Texel was an unreleased music-centric smartphone from the multimedia division of Motorola codenamed MotoNoir, a quasi-
skunk works smartphone division with development teams spread across the UK, Denmark, France, Italy and of course at HQ in Chicago. It made it to almost production hardware before the division was shuttered.
After the success of the RAZR, Motorola was into using four-letter abbreviated descriptors of its products. Texel was both a SCPL (scalpel) class device; a slim candy bar format, and because music was central to its proposition, it would have been part of the ROKR product portfolio.
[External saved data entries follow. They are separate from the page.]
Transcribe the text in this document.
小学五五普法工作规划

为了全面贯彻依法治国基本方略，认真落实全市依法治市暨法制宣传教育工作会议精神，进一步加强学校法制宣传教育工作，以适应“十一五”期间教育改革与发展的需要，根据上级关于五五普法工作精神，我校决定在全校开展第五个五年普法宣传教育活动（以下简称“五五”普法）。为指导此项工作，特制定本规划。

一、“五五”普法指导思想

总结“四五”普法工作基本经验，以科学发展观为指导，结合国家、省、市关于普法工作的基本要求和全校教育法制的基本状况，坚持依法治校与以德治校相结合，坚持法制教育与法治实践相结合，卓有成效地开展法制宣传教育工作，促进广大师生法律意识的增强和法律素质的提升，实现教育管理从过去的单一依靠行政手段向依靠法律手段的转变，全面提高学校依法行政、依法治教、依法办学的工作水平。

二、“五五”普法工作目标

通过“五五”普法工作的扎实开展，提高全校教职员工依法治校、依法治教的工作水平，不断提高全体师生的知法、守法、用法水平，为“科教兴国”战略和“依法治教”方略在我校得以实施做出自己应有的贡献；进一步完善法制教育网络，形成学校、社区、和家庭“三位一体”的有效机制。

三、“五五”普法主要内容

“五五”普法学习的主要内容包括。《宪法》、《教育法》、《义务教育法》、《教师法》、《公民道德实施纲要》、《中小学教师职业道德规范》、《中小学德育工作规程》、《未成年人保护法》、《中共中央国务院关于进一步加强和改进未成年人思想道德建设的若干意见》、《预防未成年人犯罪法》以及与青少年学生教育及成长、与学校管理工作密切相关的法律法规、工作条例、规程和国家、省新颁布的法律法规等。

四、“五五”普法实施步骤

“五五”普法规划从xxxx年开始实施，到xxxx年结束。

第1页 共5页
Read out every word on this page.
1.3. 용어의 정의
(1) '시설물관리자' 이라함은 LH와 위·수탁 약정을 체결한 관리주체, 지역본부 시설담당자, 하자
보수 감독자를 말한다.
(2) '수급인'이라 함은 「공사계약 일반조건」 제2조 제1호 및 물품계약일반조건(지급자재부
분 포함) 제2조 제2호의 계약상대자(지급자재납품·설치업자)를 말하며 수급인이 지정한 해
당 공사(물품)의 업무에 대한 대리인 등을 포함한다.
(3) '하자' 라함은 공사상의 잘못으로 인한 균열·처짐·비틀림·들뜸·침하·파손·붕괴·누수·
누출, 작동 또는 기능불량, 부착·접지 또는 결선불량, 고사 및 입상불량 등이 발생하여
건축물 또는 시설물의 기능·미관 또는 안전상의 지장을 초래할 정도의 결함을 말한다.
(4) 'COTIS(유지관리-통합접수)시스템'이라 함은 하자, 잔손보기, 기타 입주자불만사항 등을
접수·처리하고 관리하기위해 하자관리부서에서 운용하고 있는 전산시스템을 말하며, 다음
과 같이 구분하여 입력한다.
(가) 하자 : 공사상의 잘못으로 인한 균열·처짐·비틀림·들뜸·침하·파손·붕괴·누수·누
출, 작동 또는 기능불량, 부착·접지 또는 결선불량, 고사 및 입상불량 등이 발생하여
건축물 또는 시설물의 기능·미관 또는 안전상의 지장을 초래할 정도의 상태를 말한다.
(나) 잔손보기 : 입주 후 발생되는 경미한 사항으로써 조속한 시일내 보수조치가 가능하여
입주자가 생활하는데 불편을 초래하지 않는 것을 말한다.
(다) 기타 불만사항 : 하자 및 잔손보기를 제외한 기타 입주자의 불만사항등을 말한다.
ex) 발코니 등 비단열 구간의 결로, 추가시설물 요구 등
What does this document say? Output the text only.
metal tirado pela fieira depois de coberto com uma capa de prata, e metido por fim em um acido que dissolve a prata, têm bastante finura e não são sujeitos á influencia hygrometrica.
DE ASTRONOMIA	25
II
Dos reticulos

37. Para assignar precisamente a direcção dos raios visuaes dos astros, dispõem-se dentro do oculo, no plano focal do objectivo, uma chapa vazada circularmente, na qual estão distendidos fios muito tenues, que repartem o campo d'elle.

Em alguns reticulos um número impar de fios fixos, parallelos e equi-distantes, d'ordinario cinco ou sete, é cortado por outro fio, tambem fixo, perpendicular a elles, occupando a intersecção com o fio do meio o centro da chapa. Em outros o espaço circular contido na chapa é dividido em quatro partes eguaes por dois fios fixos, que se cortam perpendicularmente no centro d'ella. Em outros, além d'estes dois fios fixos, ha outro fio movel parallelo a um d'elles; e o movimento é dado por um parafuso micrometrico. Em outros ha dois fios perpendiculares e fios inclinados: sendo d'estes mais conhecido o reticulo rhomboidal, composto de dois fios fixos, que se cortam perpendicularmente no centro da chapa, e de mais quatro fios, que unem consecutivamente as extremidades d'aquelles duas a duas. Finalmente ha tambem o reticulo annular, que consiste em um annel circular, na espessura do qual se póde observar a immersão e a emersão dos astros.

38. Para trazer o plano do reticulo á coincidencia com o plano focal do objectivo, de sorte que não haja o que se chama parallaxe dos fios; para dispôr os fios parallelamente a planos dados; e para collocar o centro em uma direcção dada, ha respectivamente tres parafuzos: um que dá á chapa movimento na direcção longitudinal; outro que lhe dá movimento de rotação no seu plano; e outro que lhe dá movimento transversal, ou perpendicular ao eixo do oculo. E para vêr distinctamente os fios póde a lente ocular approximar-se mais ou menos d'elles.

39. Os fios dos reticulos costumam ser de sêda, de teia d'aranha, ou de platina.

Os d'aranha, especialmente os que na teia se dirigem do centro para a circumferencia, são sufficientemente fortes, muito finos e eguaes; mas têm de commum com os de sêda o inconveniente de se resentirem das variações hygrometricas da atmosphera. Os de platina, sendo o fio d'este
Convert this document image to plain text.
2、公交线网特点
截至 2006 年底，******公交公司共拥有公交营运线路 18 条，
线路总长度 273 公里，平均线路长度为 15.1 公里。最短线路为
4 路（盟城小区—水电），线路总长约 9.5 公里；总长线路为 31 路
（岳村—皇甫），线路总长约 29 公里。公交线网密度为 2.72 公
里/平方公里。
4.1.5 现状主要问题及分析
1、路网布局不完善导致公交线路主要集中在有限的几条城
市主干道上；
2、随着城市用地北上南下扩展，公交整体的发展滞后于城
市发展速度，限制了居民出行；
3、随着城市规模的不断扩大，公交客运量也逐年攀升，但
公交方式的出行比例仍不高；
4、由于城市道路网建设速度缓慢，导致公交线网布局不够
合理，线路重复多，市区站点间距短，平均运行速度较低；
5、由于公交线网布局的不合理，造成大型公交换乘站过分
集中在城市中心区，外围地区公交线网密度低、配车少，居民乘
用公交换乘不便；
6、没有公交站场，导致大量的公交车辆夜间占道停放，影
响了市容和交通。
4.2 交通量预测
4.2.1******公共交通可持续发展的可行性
It had a generous (for the time) 2.8-inch screen which had haptic feedback for partial touch at the bottom of the display to navigate through a ‘morphing widget’ UI, combined with physical soft keys and a dedicated ‘media’ button for one-touch access to your music. Despite listening to music being the key selling point, Texel still had a 3MP rear-facing camera and a forward-facing CIF camera for video calls.
While it was still the early days of streaming media, Texel could connect to multimedia services via HSDPA or Wi-Fi. Alternatively, you could side-load music via USB 2.0 onto the 4GB of onboard memory and/or MicroSD. It also was planned to have an FM radio with RDS and a 3.5mm jack to allow you to use high-end headphones.
The device in the Mobile Phone Museum collection is extremely rare version of the Texel due to its metallic red surround.